Creamy Layer Exclusion : Centre Opposes Application To SC/STs; Seeks Reference To Larger Bench

Creamy Layer Exclusion : Centre Opposes Application To SC/STs; Seeks Reference To Larger Bench

Submitting that the observations made by a constitution bench in a 2018 judgment on the extension of creamy layer exclusion to SC/STs require reconsideration, the Attorney General on Monday sought reference of this issue to a larger bench of seven judges.

"The concept of creamy layer cannot be applied to SC/STs", submitted the AG before a bench of CJI S A Bobde, Justices Surya Kant and B R Gavai.

This was opposed by Senior Advocate Gopal Sankaranarayanan, who appeared for groups representing poor within Scheduled Castes. He urged the Court not to re-open the issue which has been authoritatively settled by a Constitution Bench decisin.

The Court said that it will consider the issue after two weeks.

In the 2018 judgment in Jarnail Singh case, a Constitution Bench held the 2006 judgment in Nagaraj case to be wrong to the extent it had stated that quantifiable data showing backwardness of SC/STs was necessary for giving them reservation in promotions.

In Jarnail Singh, a 5-judges bench comprising the then CJI Dipak Misra, Justices Kurian Joseph, R F Nariman, S K Kaul and Indu Malhotra had made observations regarding applying creamy layer exclusion to SC/STs as well.

Creamy Layer Test Can Be Applied To Promotions Of SC/STs, SC Holds While Declining To Refer Nagraj Verdict To Larger Bench [Read Judgment]

Giving a stamp of approval to application of creamy lawyer principle to SC/STs, the court asserted that the objective of reservation would not be fulfilled if only the creamy layer within that class bag all the coveted jobs in the public sector and perpetuate themselves, leaving the rest of the class as backward as they always were.
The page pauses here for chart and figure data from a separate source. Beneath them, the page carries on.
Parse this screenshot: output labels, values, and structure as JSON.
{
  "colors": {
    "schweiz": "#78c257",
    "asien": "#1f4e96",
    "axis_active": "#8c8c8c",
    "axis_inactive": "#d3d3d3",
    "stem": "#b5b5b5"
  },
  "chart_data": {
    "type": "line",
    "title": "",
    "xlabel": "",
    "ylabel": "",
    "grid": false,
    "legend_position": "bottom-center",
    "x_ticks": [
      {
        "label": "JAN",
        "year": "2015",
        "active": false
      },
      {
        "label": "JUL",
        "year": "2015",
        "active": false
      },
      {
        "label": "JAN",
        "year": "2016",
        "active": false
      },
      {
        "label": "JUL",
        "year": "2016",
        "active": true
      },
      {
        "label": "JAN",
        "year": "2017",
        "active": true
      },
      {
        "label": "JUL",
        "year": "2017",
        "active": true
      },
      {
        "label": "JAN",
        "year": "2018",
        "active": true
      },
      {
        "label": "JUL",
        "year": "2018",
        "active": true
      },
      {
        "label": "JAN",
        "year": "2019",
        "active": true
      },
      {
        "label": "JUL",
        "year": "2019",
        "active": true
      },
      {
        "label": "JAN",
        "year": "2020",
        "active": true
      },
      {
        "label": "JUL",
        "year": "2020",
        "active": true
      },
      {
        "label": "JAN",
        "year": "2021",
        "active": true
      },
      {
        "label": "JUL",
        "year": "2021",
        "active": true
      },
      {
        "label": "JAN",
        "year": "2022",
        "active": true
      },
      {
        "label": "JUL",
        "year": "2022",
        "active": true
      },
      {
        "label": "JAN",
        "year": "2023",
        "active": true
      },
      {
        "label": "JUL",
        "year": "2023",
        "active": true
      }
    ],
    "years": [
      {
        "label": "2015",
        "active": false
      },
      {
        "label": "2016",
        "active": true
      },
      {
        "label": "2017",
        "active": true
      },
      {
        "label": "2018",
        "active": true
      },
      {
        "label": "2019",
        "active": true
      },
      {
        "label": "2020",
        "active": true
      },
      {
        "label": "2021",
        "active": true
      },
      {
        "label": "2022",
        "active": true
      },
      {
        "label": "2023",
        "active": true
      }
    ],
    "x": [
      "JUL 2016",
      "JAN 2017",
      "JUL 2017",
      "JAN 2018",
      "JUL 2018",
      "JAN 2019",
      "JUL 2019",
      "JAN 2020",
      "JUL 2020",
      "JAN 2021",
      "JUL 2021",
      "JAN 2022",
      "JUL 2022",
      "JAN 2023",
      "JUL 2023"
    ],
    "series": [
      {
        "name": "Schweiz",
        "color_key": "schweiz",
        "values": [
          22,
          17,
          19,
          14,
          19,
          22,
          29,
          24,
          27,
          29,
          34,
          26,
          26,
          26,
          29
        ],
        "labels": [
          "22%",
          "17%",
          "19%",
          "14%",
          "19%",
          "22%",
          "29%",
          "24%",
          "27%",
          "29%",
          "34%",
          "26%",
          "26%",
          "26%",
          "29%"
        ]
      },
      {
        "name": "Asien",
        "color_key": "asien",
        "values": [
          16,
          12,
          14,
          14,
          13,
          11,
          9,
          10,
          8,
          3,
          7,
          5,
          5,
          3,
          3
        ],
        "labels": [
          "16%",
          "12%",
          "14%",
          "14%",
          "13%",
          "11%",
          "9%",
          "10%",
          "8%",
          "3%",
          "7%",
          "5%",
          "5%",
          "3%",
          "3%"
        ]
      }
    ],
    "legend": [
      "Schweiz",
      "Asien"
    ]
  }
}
The judgment authored by Justice Nariman said :

"The whole object of reservation is to see that backward classes of citizens move forward so that they may march hand in hand with other citizens of India on an equal basis. This will not be possible if only the creamy layer within that class bag all the coveted jobs in the public sector and perpetuate themselves, leaving the rest of the class as backward as they always were. This being the case, it is clear that when a Court applies the creamy layer principle to Scheduled Castes and Scheduled Tribes, it does not in any manner tinker with the Presidential List under Articles 341 or 342 of the Constitution of India,"

The judgment added that Constitutional Courts, when applying the principle of reservation, will be well within their jurisdiction to exclude the creamy layer from such groups or sub-groups when applying the principles of equality under Articles 14 and 16 of the Constitution of India.

Furthermore, the court advocated for harmonious interpretation of Articles 14 and 16 with Articles 341 and 342, asserting that "it is clear that Parliament will have complete freedom to include or exclude persons from the Presidential Lists based on relevant factors."

The judgment affirmed that when M. Nagaraj applied the creamy layer test to Scheduled Castes and Scheduled Tribes while upholding the constitutional amendments leading to Articles 16(4-A) and 16(4-B), it did not in any manner interfere with Parliament's power under Article 341 or Article 342. Therefore, the Constitution Bench held that there was no necessity to revisit Nagaraj judgment in so far as it applied the creamy layer test.

At present, the concept of creamy layer exclusion is applicable only to Other Backward Classes (OBC) category.